Cell-type-specific regulation of APOE levels in human neurons by the Alzheimer's disease risk gene SORL1

bioRxiv [Preprint]. 2023 Feb 25:2023.02.25.530017. doi: 10.1101/2023.02.25.530017.


SORL1 is strongly implicated in the pathogenesis of Alzheimer's disease (AD) through human genetic studies that point to an association of reduced SORL1 levels with higher risk for AD. To interrogate the role(s) of SORL1 in human brain cells, SORL1 null iPSCs were generated, followed by differentiation to neuron, astrocyte, microglia, and endothelial cell fates.
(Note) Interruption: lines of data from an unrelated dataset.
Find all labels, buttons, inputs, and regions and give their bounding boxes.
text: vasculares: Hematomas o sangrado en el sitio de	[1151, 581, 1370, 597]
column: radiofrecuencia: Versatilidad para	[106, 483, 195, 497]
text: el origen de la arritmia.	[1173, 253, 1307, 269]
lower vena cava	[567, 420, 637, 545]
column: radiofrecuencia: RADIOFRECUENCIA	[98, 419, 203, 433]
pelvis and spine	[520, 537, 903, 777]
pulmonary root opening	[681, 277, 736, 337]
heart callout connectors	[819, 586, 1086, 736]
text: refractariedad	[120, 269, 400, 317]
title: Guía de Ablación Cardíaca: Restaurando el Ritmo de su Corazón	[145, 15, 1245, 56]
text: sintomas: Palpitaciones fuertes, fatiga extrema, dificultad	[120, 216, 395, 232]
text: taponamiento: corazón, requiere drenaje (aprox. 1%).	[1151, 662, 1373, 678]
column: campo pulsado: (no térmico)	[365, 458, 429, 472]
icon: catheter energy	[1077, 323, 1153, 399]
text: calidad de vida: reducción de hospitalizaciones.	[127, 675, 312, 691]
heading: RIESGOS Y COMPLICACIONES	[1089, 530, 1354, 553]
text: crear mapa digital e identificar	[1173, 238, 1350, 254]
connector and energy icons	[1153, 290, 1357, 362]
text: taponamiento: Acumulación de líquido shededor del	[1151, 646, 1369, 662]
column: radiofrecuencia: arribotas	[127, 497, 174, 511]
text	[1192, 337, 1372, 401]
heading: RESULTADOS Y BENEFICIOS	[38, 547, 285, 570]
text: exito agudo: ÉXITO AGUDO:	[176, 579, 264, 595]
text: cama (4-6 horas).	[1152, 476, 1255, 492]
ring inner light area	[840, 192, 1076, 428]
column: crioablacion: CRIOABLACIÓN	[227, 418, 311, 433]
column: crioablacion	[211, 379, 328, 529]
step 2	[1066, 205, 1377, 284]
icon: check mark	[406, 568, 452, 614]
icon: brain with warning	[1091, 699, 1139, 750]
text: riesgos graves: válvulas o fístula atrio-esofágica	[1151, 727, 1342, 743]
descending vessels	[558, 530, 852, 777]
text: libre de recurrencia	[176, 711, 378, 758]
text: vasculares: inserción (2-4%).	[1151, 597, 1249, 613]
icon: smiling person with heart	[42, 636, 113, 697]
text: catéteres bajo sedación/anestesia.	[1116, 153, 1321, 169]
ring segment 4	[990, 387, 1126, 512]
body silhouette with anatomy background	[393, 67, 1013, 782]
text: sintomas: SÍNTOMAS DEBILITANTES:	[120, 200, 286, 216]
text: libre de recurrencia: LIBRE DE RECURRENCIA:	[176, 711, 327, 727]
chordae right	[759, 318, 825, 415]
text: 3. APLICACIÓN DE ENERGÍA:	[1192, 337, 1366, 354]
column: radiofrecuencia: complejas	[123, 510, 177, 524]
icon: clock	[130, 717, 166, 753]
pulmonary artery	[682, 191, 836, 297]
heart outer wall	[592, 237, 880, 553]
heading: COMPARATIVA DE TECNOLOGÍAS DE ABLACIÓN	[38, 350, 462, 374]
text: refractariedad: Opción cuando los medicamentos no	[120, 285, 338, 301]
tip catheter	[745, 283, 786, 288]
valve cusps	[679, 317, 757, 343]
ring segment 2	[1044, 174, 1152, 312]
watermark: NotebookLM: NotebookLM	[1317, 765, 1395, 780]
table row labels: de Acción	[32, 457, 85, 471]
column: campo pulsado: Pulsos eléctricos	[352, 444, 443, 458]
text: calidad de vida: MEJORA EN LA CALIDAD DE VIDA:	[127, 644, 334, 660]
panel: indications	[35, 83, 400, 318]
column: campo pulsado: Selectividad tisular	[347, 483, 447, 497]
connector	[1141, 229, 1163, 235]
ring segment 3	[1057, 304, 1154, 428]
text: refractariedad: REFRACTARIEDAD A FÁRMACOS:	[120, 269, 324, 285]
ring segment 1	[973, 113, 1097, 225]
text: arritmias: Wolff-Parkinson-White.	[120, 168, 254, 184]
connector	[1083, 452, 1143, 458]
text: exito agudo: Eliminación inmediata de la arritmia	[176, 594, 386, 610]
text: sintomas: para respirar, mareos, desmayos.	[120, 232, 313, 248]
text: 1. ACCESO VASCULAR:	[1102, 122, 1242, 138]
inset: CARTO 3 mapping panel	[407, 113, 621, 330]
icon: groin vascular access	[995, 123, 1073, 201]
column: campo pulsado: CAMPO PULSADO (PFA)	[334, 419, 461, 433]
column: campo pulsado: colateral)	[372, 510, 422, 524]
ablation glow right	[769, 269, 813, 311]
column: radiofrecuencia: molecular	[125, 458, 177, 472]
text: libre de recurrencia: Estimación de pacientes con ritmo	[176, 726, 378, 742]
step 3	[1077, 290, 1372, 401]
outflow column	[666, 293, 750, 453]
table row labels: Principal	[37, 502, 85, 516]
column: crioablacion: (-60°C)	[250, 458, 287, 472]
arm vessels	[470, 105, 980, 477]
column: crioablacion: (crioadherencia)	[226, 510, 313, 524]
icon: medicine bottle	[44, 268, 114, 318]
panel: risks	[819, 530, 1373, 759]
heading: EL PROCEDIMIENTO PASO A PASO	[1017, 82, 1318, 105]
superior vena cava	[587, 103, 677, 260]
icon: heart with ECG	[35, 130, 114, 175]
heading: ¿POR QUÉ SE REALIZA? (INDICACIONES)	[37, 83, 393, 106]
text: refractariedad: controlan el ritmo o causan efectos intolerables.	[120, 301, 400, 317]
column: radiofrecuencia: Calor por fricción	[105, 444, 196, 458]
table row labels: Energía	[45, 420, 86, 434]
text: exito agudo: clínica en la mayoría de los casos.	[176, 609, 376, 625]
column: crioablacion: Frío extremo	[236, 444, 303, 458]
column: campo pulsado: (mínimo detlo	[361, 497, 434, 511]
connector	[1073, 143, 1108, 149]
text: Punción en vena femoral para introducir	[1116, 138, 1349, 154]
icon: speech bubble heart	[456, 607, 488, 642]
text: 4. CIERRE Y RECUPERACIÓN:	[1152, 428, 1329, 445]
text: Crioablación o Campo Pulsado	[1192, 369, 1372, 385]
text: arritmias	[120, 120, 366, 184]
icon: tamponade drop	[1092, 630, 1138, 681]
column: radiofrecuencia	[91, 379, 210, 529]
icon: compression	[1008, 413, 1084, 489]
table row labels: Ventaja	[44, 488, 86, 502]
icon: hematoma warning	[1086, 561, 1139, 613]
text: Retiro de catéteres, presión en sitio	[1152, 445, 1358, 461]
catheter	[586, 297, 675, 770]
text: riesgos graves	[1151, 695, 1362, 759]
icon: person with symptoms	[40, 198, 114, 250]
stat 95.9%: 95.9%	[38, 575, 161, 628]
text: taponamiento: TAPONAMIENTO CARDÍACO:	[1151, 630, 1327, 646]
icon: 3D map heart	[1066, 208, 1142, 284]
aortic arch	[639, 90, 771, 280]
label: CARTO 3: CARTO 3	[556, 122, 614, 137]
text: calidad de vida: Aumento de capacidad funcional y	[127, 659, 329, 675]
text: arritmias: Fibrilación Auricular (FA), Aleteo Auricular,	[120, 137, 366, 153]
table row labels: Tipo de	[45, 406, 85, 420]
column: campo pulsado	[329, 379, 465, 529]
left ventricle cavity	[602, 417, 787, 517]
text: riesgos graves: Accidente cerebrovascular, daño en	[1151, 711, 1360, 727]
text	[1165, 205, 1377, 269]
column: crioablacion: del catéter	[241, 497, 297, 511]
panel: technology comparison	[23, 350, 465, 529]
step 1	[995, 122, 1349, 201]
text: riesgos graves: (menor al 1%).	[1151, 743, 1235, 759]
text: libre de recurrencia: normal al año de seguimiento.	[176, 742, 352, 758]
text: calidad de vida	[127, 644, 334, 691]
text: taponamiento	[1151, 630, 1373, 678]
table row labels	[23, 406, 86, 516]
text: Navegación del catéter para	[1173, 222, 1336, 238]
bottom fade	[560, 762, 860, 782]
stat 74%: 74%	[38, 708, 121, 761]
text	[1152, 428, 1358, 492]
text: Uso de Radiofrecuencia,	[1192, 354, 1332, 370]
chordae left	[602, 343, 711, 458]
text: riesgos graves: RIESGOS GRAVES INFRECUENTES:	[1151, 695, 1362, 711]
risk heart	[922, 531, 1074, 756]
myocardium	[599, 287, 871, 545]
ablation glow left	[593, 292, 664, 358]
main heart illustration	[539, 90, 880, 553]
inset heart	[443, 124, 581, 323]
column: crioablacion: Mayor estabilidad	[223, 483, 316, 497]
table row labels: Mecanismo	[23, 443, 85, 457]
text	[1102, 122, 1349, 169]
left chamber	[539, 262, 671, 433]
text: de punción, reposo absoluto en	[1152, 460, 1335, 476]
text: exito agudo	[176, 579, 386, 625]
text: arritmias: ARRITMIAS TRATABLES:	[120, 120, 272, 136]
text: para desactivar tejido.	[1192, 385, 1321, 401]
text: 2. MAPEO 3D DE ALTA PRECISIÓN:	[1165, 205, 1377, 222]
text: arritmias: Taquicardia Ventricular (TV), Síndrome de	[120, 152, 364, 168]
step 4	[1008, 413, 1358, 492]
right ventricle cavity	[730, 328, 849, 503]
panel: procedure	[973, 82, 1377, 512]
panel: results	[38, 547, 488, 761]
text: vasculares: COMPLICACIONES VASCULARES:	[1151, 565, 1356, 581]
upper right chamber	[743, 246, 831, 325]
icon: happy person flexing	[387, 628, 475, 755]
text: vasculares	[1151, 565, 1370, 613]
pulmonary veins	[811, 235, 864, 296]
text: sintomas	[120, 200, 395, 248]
Loss of SORL1 led to alterations in both overlapping and distinct pathways across cell types, with the greatest effects in neurons and astrocytes. Intriguingly, SORL1 loss led to a dramatic neuron-specific reduction in APOE levels. Further, analyses of iPSCs derived from a human aging cohort revealed a neuron-specific linear correlation between SORL1 and APOE RNA and protein levels, a finding validated in human post-mortem brain. Pathway analysis implicated intracellular transport pathways and TGF- β/SMAD signaling in the function of SORL1 in neurons. In accord, enhancement of retromer-mediated trafficking and autophagy rescued elevated phospho-tau observed in SORL1 null neurons but did not rescue APOE levels, suggesting that these phenotypes are separable. Stimulation and inhibition of SMAD signaling modulated APOE RNA levels in a SORL1-dependent manner. These studies provide a mechanistic link between two of the strongest genetic risk factors for AD.